If you specify DISTINCT, only a single row remains out of all the sets of fully matching rows in the result. It is possible to obtain the same result by applying GROUP BY across the same set of values as specified as SELECT clause, without using any aggregate functions. But there are few differences from the GROUP BY approach:

DISTINCT can be applied together with GROUP BY.
When you omit ORDER BY and define LIMIT, the query stops running immediately after the required number of different rows has been read.
Data blocks are output as they are processed, without waiting for the entire query to finish running.

DISTINCT works with NULL as if NULL were a specific value. In other words, in the DISTINCT results, different combinations with NULL occur only once.

LIMIT m Clause

This clause selects the first m rows from the result.

LÍMIT n, m selects the first m rows from the result after skipping the first n rows. The LIMIT m OFFSET n syntax is equivalent. n and m must be non-negative integers.

If there is no ORDER BY clause that explicitly sorts results, the choice of rows for the result might be arbitrary and non-deterministic.

UNION ALL Clause

You can use this clause to combine any number of queries. Only UNION ALL is supported. UNION (UNION DISTINCT) is not supported. If you need UNION DISTINCT, you can write SELECT DISTINCT from a subquery containing UNION ALL. Queries that are parts of UNION ALL can be run simultaneously, and their results can be mixed together.

The structure of results (the number and type of columns) must match for the queries. But the column names can differ. In this case, the column names for the final result will be taken from the first query. Type casting is performed for unions. For example, if two queries that are being combined have the same field with non-Nullable and Nullable types from a compatible type, the resulting UNION ALL has a Nullable type field.

You cannot enclose queries that are parts of UNION ALL in brackets. ORDER BY and LIMIT are applied to separate queries, not to the final result. If you need to apply a conversion to the final result, you can put all the queries with UNION ALL in a subquery in the FROM clause.

IN Operators

In this section, we cover the IN, NOT IN, GLOBAL IN, and GLOBAL NOT IN operators separately, because their functionality is quite rich.

The left side of the IN operator is either a single column or a tuple. For example SELECT UserID IN (123, 456) FROM ...

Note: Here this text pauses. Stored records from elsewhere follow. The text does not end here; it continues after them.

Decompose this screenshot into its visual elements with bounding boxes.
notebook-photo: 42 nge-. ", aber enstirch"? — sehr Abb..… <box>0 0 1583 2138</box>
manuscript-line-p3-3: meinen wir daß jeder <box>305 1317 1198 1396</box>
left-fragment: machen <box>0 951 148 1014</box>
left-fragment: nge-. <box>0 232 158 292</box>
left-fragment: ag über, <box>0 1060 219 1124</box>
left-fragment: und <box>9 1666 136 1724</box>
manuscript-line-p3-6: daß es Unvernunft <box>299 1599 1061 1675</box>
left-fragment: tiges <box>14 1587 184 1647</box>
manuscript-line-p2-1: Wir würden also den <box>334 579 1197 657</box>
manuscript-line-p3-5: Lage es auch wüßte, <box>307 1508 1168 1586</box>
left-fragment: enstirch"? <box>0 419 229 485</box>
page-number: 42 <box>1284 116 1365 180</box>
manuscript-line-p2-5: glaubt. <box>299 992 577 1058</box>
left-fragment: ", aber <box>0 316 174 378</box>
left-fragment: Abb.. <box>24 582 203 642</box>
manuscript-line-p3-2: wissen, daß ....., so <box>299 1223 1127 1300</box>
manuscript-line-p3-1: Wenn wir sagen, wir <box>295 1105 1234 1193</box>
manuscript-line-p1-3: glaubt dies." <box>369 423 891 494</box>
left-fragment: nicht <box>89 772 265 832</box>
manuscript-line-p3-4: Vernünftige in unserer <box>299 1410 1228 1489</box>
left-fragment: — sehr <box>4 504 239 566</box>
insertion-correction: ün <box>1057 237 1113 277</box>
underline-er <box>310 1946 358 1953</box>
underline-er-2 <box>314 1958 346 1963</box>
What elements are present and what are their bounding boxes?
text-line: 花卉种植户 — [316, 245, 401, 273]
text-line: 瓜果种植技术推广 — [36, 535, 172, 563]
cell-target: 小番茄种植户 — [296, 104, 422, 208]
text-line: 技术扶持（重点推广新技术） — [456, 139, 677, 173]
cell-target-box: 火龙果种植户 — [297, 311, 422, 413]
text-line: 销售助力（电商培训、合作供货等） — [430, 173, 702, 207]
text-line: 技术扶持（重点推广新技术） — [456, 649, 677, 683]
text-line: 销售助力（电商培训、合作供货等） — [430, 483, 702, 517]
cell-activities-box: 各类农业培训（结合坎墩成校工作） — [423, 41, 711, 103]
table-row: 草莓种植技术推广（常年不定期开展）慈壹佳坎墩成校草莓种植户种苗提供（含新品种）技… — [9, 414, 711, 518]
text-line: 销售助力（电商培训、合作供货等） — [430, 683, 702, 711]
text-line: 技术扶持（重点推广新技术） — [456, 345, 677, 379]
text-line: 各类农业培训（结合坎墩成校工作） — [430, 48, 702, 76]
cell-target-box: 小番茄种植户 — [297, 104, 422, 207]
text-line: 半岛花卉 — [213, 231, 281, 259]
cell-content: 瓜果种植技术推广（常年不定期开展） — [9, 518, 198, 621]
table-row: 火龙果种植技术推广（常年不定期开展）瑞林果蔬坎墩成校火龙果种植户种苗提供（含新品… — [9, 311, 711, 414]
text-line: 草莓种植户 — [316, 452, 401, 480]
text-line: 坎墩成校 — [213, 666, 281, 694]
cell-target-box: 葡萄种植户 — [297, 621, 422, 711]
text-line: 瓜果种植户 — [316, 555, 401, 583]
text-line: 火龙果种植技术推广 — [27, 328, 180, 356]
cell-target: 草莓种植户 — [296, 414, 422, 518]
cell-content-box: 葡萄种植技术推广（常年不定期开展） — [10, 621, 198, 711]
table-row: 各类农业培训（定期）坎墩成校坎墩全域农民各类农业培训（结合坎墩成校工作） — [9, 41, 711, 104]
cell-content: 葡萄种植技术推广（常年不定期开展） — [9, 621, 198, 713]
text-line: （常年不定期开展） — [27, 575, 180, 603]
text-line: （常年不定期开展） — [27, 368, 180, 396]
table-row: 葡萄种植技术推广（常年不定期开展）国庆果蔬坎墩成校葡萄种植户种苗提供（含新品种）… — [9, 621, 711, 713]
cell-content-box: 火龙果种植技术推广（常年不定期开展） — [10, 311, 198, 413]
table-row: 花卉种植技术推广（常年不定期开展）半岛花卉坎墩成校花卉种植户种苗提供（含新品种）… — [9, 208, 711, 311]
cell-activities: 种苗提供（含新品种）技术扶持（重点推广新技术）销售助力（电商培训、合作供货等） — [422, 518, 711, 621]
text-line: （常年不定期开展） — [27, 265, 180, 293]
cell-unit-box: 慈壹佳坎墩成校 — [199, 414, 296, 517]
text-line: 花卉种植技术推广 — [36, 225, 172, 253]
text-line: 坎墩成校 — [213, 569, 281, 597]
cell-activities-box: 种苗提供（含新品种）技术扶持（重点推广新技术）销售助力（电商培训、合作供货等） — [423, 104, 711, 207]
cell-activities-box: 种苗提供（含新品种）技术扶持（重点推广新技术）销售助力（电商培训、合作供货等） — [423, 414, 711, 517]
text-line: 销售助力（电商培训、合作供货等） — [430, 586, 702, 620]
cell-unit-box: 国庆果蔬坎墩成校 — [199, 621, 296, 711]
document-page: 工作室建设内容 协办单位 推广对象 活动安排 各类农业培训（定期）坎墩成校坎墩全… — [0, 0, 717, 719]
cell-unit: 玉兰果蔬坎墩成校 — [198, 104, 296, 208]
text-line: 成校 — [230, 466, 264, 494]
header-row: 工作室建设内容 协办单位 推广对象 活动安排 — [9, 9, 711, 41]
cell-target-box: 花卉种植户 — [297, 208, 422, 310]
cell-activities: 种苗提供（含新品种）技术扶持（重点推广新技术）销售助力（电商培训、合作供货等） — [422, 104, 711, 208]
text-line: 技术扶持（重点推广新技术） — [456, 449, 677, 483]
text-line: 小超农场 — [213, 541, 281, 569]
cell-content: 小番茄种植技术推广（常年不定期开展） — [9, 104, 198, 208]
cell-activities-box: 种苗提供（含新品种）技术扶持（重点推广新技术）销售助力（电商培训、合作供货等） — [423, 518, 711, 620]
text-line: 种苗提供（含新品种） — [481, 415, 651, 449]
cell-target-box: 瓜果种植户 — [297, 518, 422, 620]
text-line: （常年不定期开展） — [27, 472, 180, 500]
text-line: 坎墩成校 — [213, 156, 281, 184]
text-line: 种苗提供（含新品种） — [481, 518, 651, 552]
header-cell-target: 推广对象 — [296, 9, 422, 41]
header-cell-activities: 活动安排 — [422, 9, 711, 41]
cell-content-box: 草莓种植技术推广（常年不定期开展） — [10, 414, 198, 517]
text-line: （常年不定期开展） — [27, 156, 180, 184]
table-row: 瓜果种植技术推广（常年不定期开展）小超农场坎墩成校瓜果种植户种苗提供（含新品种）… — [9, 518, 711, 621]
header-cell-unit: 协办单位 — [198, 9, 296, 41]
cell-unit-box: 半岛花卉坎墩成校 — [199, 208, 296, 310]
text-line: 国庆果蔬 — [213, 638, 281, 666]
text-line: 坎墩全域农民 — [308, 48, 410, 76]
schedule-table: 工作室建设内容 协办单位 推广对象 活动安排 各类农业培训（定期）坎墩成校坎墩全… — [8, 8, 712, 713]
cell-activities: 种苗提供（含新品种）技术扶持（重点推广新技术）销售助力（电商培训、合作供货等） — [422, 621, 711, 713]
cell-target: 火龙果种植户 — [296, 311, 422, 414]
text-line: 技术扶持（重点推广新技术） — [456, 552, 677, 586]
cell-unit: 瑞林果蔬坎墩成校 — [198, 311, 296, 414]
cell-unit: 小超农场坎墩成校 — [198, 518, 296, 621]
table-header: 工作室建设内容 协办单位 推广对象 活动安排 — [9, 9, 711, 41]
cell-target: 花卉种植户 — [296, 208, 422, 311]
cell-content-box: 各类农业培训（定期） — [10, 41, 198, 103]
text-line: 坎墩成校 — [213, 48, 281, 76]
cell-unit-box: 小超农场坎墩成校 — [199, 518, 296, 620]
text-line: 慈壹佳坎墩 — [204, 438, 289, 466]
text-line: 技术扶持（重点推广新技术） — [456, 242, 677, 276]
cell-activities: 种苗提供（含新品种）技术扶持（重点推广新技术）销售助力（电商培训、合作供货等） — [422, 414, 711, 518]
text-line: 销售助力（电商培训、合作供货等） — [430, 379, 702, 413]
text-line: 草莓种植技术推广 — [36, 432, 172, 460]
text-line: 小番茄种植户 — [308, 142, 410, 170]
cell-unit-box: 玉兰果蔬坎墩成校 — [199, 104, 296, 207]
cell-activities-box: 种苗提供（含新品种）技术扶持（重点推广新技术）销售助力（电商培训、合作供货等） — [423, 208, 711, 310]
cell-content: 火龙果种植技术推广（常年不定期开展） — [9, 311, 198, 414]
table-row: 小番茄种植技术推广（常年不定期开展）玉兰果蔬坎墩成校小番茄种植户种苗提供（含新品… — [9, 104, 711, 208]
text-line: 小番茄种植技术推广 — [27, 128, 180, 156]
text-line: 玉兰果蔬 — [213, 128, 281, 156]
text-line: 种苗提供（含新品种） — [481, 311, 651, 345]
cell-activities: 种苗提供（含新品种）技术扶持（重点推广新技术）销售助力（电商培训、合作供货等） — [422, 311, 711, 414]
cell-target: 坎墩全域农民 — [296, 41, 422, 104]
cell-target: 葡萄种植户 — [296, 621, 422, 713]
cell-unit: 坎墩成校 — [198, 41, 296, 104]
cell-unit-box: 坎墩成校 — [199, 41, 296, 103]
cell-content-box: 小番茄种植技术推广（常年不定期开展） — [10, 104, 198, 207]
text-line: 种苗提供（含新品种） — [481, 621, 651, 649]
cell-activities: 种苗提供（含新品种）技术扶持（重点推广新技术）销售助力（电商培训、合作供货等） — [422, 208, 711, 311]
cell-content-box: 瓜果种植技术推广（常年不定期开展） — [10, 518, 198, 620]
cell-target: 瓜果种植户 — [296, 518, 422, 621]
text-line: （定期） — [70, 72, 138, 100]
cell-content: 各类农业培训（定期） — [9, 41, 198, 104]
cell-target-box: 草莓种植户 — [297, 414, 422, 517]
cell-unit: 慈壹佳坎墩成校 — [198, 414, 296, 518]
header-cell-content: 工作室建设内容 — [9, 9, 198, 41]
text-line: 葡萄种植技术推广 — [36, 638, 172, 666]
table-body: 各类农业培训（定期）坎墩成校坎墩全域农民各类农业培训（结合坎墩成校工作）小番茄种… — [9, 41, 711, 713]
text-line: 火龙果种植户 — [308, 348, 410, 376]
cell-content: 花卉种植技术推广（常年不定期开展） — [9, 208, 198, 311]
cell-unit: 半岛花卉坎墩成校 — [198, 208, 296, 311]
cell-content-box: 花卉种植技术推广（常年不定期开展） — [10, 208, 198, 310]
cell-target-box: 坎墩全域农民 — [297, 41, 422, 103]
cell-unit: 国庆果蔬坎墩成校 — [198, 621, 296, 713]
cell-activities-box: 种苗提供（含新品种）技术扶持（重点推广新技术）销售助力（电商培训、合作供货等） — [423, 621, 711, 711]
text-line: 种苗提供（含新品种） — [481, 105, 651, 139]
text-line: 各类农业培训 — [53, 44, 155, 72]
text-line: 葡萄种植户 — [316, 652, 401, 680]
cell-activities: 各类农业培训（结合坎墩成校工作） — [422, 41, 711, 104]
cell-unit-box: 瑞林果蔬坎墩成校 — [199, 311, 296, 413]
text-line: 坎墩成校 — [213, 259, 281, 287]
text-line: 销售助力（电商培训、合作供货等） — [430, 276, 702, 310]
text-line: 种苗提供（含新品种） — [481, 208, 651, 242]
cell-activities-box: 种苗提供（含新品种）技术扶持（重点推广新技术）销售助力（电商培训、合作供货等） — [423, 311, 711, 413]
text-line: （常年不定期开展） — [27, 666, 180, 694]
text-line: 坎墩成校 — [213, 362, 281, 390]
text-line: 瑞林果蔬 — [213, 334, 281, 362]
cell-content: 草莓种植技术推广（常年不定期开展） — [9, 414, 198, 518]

If the left side is a single column that is in the index, and the right side is a set of constants, the system uses the index for processing the query.

The right side of the operator can be a set of constant expressions, a set of tuples, the name of a database table, or a SELECT subquery in brackets. The subquery can specify more than one column for filtering tuples. For example:

SELECT (CounterID, UserID) IN (SELECT CounterID, UserID FROM ...) FROM ....

The columns to the left and right of the IN operator should have the same type.

The IN operator and the subquery can occur in any part of the query, including in aggregate functions and lambda functions.

NULL Processing

During request processing, the IN operator assumes that the result of an operation with NULL is always equal to 0, regardless of whether NULL is on the right or left side of the operator. NULL values are not included in any dataset, do not correspond to each other, and cannot be compared.

The Asterisk Symbol (*)

You can put an asterisk in any part of a query instead of an expression. When the query is analyzed, the asterisk is expanded to a list of all table columns. There are only a few cases when using an asterisk is justified:

When you creatie a table dump.
For tables that contain just a few columns.
For getting information about what columns are in a table. In this case, set LÍMIT 1. We recommend that you use the DESC TABLE query.
When there is strong filtration on a small number of columns, use PREWHERE.
In subqueries (because columns that are not needed for the external query are excluded from subqueries).

In all other cases, we do not recommend that you use the asterisk due to performance issues.